The benefits of green space

We know that our green spaces provide multiple benefits to local communities and wider society. And we know that these benefits have a value.

To further understand their impact, we have worked with partners to research how people use our green spaces, how impactful our green spaces are and how they are valued.

This value has then been translated into financial values. Since this is a common measure of value, we believe that by using this way of measuring the value will help society to recognise and understand how well managed green spaces are contributing to a strong economy and society.

The three reports below explore different approaches to valuing our green spaces in monetary terms…

  • The ‘Economic Value of our Green Spaces’ uses a traditional economic approach, using regression, trend and perceptions analyses
  • The ‘Hidden Value of our Green Spaces’ uses a natural capital accounting approach
  • The ‘Value of our Green Spaces’ uses a social return on investment approach.

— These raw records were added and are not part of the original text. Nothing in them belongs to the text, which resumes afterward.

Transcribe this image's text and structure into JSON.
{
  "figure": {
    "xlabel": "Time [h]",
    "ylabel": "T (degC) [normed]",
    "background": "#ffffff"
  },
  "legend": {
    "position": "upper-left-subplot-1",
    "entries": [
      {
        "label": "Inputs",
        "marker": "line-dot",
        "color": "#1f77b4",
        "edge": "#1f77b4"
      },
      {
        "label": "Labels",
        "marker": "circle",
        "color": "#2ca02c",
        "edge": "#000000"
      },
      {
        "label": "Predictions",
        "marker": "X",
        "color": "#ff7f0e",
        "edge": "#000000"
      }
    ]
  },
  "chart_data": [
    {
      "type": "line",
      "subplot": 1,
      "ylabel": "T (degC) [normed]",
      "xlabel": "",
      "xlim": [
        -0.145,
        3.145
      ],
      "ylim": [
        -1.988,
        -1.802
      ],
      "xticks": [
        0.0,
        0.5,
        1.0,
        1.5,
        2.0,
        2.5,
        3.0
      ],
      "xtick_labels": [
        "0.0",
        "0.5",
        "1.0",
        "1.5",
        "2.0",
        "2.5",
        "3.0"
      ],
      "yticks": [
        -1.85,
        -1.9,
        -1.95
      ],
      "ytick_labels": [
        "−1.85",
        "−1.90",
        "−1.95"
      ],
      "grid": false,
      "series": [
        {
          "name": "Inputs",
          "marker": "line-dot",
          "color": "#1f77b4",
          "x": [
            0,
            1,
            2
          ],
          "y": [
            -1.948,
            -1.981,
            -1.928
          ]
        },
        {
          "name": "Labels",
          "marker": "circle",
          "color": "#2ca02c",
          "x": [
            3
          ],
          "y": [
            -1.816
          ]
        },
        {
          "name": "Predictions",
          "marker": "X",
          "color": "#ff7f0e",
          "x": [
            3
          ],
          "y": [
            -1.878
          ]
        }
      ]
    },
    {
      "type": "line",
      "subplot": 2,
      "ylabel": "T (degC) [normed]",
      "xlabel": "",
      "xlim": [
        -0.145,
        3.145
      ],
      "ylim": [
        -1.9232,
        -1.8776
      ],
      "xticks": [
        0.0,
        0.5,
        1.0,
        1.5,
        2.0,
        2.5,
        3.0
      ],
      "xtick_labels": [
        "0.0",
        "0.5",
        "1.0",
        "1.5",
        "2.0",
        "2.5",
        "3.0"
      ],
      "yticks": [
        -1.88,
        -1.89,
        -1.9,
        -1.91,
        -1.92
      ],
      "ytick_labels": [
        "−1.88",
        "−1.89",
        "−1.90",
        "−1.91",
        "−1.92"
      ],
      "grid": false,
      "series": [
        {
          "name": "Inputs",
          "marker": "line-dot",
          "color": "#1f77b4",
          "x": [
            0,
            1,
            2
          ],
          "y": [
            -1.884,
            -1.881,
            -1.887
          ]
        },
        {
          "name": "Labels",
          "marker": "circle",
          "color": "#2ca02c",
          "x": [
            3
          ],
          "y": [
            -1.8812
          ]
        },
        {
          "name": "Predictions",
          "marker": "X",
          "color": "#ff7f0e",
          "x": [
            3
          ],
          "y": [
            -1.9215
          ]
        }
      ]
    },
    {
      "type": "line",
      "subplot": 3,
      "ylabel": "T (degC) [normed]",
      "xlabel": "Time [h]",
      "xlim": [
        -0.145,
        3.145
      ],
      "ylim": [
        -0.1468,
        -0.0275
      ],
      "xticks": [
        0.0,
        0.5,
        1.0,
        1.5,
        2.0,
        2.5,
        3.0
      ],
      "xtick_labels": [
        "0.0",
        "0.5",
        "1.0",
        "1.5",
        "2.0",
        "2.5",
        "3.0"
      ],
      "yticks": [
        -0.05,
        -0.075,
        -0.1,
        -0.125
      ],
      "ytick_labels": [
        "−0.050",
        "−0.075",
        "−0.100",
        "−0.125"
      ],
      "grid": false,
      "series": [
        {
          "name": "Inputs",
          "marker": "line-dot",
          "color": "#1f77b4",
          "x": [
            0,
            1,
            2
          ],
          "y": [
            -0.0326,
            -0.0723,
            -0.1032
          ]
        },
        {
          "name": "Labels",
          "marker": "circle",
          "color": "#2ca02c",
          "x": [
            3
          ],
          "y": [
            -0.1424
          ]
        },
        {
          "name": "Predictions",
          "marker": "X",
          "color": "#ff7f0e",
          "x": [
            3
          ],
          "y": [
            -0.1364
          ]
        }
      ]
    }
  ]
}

Further details are outlined below…


The Economic Value of Our Green Spaces, February 2018

This report looks at one of the Land Trust’s newest parks – Port Sunlight River Park – as a case study to demonstrate how the creation and good quality maintenance of a green space can add value to nearby houses, create and safeguard jobs and generate revenue for local businesses. The benefits include:

  • £7.8 million added to the value of houses within a 500 metre radius of the park – an average of £8,674 per property.
  • £48,000 annual revenue generated for the small businesses that operate in the park, such as dog walkers and ice cream vendors.
  • £38,000 a year additional revenue for other local businesses, where people have spent money while visiting the park.

This report has been produced with the support of Alliance Manchester Business School, Autism Together and the TCPA.

The report is at the bottom of this page, but here are some of the highlights.


The Hidden Value of Our Green Spaces, January 2017

Our green spaces are more than just places for recreation or to help wildlife thrive – they also provide important functions to society which have an economic value.

For example, woodlands absorb pollution and lock up carbon, which cleans our air and wetlands store water, reducing flows and help reduce the risk of flooding.

These functions benefit society and help reduce costs on local and wider communities, such as to the NHS, other public sector services and local businesses.

This report has taken a ‘natural capital accounting‘ approach to translate these benefits into financial terms (taking into account the physical land, the habitats, the quality of the land, how it is used and managed),

Our report aims to help us to:

  • Highlight the social and economic benefits, using financial terms
  • Inform the management of our spaces
  • Improve and enhance their natural capital value
  • Engage with different partners to embed green spaces within developments
  • Demonstrate how long term investment and management of green spaces can increase the asset value
  • Tell the story that by looking after our green spaces enables them to perform these important functions which benefit society and the economy.

This report has been produced with support from Groundwork West Midlands, London Borough of Barking and Dagenham Ranger services, Interserve Consulting and eftec.

You’ll find the full document at the bottom of the page, but here are some highlights.


The Value of Our Green Spaces, January 2016

Our parks, nature reserves and other open spaces provide people with accessible areas where they can reap the benefits of the natural world. Visitors have told us all about why they love the green spaces close to them, and our report highlights how they help keep us fit and healthy, and support local economies.

This report is using a social return on investment approach, which incorporates results from a perceptions survey of people who use our parks, how they use our parks and how they value them, as well as our approach to managing our green spaces. The outcomes are translated into financial terms which enables us to demonstrate the benefits our green spaces have on society and the economy.

You’ll find the full document at the bottom of the page, but here are some highlights.



98% of people at Northumberlandia feel that the park encourage them or others to keep fit and healthy.

96% of people at Elba Park feel that the park plays a positive part in their happiness and wellbeing.

96% of people at Elba Park and 95% at Port Sunlight River Park and the Countess of Chester Country Park feel that the parks help make the local area more desirable.